О письмах Ломоносова поговорим особо. Другое дело, с самой ранней юности “продукт” всегда высшего качества. Это двух писателей в какой-то мере объединяет. Ода “На взятие Хотина” стала прорывом в русской литературе, а две научные работы, написанные как “пробные” для получения звания “профессора-академика” — “О действии растворителей на растворяемые тела” и “Физические размышления о причине теплоты и холода”, — оказались одними из первых, выведших русскую науку на самые передовые рубежи науки мировой. Но, как часто бывает, вокруг великих людей что-то происходит.

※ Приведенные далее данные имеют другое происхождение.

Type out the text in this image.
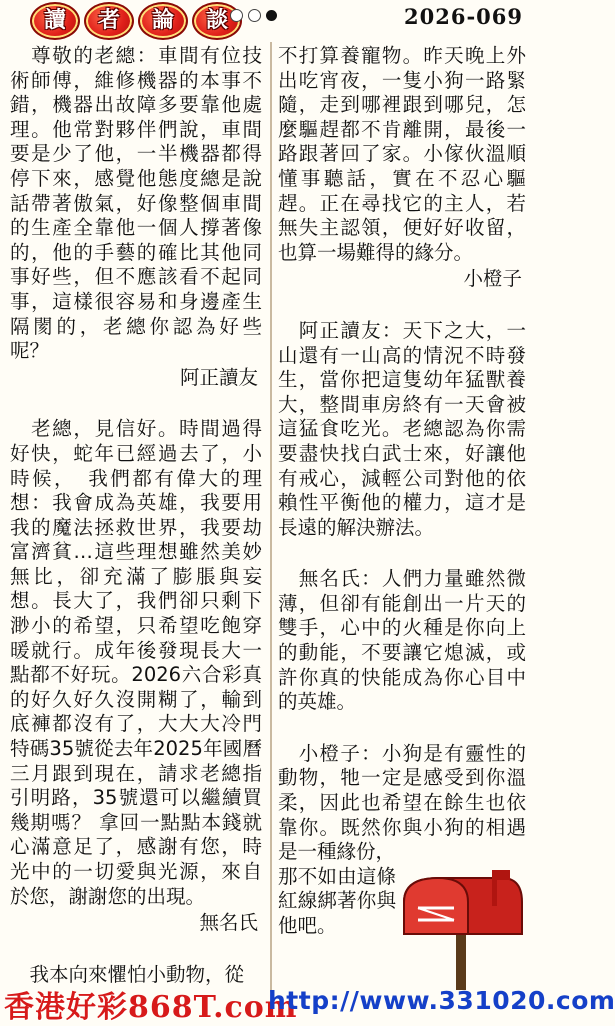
讀	者	論	談	2026-069

　尊敬的老總：車間有位技術師傅，維修機器的本事不錯，機器出故障多要靠他處理。他常對夥伴們說，車間要是少了他，一半機器都得停下來，感覺他態度總是說話帶著傲氣，好像整個車間的生產全靠他一個人撐著像的，他的手藝的確比其他同事好些，但不應該看不起同事，這樣很容易和身邊產生隔閡的，老總你認為好些呢？

阿正讀友

　老總，見信好。時間過得好快，蛇年已經過去了，小時候，　我們都有偉大的理想：我會成為英雄，我要用我的魔法拯救世界，我要劫富濟貧…這些理想雖然美妙無比，卻充滿了膨脹與妄想。長大了，我們卻只剩下渺小的希望，只希望吃飽穿暖就行。成年後發現長大一點都不好玩。2026六合彩真的好久好久沒開糊了，輸到底褲都沒有了，大大大冷門特碼35號從去年2025年國曆三月跟到現在，請求老總指引明路，35號還可以繼續買幾期嗎？ 拿回一點點本錢就心滿意足了，感謝有您，時光中的一切愛與光源，來自於您，謝謝您的出現。

無名氏

　我本向來懼怕小動物，從

不打算養寵物。昨天晚上外出吃宵夜，一隻小狗一路緊隨，走到哪裡跟到哪兒，怎麼驅趕都不肯離開，最後一路跟著回了家。小傢伙溫順懂事聽話，實在不忍心驅趕。正在尋找它的主人，若無失主認領，便好好收留，也算一場難得的緣分。

小橙子

　阿正讀友：天下之大，一山還有一山高的情況不時發生，當你把這隻幼年猛獸養大，整間車房終有一天會被這猛食吃光。老總認為你需要盡快找白武士來，好讓他有戒心，減輕公司對他的依賴性平衡他的權力，這才是長遠的解決辦法。

　無名氏：人們力量雖然微薄，但卻有能創出一片天的雙手，心中的火種是你向上的動能，不要讓它熄滅，或許你真的快能成為你心目中的英雄。

　小橙子：小狗是有靈性的動物，牠一定是感受到你溫柔，因此也希望在餘生也依靠你。既然你與小狗的相遇是一種緣份，

那不如由這條紅線綁著你與他吧。

香港好彩868T.com
http://www.331020.com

Эти работы, уже одобренные академическим сообществом, давний и страстный недруг Ломоносова и его же начальник Шумахер вдруг посылает на рецензию к иностранному “почетному члену академии” Леонарду Эйлеру. Имя является нарицательным — свидетельство высшей, безгрешной, почти божественной квалификации, — так же как и имя Шумахера, но здесь другой, нежели у Эйлера, знак. Вот повезло пришлому в Россию человеку: только благодаря постоянным склокам с русским национальным гением остался в истории!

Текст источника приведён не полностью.